The diamond has never before been exhibited.
The 555.5 ct, 55-facet carbonado diamond will be exhibited in Dubai, Los Angeles and London before being set for a single lot online auction from February 3 to 9.
The Enigma is considered the largest fancy natural colour black diamond in the world and the largest cut diamond of any kind in the world, according to the 2006 Guinness Book of World Records.
The diamond’s design is inspired by the Middle Eastern palm-shaped symbol, the Hamsa, which is associated with the number five and is a sign of protection, power and strength.
It is thought to have been created either from meteoric impact or having emerged from a diamond-bearing asteroid that collided with Earth.
Renowned American geophysicist Stephen Haggerty says carbonado black diamonds are an extremely rare natural occurrence, containing traces of nitrogen and hydrogen abundant in interstellar space, as well as osbornite, a mineral uniquely present in meteors.
Although carbonado has been known since 1841, its host rock is yet to be identified and it follows none of the normal rules of diamond mineralogy and inhabits none of the usual haunts.
Since carbonado diamonds are mostly found in Brazil and the Central African Republic – areas believed to have been struck by meteorites – it adds weight to the theory that these diamonds are indeed treasures originating from interstellar space.
“Carbonado is the most unusual form of diamond on Earth. Despite many mineralogical clues not observed in conventional diamonds, its mode of origin remains largely unexplained.

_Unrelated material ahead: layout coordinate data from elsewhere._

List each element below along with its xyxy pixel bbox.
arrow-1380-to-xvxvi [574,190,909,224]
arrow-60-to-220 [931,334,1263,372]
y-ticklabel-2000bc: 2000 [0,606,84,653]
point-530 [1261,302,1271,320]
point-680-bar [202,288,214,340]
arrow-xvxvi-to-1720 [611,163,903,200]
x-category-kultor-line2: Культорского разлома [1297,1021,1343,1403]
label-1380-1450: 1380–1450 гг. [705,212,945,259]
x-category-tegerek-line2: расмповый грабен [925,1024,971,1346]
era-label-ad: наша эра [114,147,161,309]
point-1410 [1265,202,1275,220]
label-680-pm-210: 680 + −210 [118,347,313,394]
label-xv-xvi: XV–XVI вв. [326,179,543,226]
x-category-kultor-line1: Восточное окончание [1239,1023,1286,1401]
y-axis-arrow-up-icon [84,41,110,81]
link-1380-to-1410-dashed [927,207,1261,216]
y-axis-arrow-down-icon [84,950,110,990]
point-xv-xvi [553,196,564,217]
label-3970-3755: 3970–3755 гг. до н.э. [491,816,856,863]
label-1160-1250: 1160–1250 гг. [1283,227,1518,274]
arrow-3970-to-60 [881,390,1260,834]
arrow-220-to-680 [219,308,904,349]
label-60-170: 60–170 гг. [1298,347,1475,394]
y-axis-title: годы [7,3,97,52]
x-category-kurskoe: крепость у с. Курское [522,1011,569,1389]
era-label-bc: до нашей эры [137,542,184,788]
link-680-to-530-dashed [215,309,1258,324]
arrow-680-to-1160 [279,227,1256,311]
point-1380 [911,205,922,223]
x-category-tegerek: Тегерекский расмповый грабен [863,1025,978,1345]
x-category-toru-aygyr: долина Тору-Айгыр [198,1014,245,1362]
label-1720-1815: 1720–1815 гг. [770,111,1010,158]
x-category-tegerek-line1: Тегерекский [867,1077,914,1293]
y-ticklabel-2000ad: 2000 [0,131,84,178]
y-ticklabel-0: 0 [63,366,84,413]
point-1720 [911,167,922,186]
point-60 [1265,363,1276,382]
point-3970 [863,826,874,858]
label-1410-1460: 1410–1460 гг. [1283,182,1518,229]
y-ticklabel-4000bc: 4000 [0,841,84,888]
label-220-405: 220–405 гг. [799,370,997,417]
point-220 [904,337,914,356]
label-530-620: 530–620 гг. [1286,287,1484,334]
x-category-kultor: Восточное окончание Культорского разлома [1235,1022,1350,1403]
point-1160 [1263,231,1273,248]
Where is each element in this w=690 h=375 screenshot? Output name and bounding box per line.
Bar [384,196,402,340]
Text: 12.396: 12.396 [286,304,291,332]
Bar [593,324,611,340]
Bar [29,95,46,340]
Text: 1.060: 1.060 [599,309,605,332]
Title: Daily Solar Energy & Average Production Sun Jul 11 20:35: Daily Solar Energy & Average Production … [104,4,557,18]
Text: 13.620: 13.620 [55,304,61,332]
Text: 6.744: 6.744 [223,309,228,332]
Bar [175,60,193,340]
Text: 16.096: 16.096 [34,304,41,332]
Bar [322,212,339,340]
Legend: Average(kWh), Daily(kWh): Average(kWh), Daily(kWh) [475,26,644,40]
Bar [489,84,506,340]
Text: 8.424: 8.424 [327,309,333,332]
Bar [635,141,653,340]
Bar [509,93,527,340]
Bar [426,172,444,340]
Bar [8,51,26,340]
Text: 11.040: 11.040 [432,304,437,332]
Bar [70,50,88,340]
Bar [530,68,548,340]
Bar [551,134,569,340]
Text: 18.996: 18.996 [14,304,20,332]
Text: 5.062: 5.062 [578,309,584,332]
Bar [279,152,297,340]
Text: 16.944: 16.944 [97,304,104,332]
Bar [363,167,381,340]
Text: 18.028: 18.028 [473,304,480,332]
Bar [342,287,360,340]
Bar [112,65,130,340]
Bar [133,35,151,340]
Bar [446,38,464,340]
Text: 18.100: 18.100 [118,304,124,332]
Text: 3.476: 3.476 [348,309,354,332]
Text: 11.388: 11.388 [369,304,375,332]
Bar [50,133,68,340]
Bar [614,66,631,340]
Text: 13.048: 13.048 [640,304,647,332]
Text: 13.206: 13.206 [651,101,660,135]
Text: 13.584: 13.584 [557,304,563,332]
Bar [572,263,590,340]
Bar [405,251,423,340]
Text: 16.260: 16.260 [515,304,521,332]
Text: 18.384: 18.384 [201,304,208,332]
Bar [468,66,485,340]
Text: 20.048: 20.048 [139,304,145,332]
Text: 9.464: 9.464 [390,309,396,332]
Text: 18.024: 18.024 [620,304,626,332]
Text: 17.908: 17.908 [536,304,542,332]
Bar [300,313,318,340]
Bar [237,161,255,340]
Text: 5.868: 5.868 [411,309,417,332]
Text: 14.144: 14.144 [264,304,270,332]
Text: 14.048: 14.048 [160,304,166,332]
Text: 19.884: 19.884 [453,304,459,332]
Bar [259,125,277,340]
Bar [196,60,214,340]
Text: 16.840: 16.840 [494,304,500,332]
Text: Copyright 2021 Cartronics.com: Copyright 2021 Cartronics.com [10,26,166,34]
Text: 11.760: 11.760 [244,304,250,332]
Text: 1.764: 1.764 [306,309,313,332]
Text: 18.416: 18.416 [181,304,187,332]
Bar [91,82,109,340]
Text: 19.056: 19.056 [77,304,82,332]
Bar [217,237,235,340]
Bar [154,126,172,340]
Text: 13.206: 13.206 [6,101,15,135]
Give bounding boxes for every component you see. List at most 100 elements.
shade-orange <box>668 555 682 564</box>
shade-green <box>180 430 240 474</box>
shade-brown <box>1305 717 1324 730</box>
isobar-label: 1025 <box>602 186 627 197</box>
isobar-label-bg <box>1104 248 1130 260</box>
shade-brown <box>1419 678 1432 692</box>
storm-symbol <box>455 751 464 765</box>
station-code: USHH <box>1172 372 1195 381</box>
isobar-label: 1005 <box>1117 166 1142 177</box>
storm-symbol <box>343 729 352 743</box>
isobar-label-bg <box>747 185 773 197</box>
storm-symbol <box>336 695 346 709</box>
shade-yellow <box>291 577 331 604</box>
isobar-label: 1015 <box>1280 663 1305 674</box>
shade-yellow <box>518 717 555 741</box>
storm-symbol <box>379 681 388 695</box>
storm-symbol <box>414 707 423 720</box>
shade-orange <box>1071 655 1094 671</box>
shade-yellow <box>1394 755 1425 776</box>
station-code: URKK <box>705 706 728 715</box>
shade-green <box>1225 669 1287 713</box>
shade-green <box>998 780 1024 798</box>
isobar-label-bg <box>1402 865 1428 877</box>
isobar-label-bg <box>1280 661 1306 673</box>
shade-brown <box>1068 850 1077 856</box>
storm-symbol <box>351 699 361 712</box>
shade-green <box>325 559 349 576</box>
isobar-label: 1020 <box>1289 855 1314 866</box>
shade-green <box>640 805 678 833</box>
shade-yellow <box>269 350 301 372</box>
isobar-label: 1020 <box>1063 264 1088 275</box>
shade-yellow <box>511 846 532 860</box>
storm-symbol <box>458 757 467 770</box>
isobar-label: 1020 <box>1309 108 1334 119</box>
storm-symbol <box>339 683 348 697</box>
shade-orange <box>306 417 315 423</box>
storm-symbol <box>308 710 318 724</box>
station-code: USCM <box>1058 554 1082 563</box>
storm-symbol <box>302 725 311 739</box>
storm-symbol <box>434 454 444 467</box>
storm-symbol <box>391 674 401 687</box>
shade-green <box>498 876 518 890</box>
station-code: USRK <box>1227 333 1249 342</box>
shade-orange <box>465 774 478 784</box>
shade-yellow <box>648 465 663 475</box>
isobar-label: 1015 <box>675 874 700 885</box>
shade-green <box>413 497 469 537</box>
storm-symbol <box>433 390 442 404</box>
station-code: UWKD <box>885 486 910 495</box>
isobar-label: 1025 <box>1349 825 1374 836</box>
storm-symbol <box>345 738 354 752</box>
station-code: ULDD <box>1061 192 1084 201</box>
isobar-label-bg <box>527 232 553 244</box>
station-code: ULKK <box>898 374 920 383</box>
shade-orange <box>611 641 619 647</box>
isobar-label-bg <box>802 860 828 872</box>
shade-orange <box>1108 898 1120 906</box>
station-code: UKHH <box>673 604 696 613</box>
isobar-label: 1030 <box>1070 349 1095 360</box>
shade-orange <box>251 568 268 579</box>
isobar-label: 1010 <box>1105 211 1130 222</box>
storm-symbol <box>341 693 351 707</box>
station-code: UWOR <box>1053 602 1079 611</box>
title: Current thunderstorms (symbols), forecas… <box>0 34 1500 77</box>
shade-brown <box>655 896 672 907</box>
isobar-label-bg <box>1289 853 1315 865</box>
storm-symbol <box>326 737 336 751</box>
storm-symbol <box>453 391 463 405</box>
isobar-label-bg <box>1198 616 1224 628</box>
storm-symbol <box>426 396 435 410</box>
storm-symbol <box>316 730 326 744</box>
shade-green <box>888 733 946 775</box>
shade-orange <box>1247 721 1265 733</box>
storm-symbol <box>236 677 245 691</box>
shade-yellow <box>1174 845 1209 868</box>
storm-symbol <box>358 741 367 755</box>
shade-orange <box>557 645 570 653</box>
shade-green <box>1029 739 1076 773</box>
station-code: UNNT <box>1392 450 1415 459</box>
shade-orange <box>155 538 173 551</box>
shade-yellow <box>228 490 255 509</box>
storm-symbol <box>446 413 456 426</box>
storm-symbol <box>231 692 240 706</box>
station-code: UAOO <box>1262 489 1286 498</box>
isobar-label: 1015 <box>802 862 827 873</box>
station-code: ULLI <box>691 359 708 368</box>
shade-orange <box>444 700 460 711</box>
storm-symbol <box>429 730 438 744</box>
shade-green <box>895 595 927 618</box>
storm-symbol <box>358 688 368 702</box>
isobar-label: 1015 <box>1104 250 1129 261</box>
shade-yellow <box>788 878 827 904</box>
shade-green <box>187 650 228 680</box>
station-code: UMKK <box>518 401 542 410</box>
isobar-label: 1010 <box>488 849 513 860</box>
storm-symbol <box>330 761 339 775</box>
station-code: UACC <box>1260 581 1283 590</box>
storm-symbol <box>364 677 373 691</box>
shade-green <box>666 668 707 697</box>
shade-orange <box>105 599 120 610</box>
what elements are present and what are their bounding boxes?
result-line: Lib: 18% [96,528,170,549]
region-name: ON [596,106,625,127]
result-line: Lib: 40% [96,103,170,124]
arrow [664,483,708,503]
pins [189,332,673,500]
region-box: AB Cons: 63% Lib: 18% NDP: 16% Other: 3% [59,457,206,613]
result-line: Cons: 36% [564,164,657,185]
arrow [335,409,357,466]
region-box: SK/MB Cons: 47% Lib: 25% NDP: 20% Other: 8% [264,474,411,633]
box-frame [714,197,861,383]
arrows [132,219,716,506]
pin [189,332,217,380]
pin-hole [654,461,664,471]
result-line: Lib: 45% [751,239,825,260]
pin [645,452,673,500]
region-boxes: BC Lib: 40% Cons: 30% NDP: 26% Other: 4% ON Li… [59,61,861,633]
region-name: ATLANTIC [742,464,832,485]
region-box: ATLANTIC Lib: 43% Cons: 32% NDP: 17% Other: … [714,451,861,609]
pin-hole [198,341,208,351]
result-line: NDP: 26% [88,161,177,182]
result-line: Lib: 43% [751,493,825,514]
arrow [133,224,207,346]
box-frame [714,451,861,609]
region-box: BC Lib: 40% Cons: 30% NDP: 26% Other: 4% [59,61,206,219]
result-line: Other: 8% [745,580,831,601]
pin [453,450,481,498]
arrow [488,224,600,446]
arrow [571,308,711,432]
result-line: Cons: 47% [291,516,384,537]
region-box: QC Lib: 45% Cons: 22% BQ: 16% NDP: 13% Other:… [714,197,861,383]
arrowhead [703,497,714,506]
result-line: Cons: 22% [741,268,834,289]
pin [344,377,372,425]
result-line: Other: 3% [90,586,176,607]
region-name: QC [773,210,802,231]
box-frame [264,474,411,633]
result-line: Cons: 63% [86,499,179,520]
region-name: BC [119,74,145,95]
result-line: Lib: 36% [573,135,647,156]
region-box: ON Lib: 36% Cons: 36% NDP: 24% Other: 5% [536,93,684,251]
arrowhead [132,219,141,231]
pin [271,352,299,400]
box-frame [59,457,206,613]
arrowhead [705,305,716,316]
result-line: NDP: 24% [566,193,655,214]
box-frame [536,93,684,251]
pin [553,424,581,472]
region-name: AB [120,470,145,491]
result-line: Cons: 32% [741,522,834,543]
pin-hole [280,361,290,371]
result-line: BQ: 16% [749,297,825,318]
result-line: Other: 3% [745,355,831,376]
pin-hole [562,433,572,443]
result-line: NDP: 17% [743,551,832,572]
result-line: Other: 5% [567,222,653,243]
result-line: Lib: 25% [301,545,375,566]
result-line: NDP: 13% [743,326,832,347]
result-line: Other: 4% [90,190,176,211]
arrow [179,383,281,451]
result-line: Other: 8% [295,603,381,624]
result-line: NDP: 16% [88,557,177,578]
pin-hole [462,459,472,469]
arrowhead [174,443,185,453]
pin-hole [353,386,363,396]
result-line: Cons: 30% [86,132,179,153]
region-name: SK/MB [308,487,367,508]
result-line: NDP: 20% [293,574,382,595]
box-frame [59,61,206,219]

“The extraterrestrial model, although conceptual and supported by astrophysical data, will only be vindicated by the discovery of carbonado in the asteroid belt by remote sensing, or by an observed diamond meteorite fall that is dark in colour, porous and patinaed,” Haggerty explains.
He elaborates that carbonado, which was named for its resemblance to charcoal, is opaque, and composed of randomly oriented diamond crystallites that impede light refraction and increase absorption.
Colour varies from black and putty grey to shades of brown, deep purple to pink, rusty red and the occasional olive green.
The pores of carbonado rock are an unusual glassy patina, with highly irregular surfaces, and poly-crystallinity, which distinguishes carbonado from conventional diamonds, Haggerty highlights.
He ultimately believes these diamonds were “born” in exploding stars and later fell to Earth, dubbing them “boulders of star dust”.
“The Enigma is a marvel of rarity and size, and its brilliance and high polish are a testament to the delicate and highly skilled undertaking of diamond cutting. Its sale represents a once-in-a-lifetime opportunity to acquire one of the rarest, billion-year-old cosmic wonders known to humankind,” says action house Sotheby’s jewellery specialist Nikita Binani.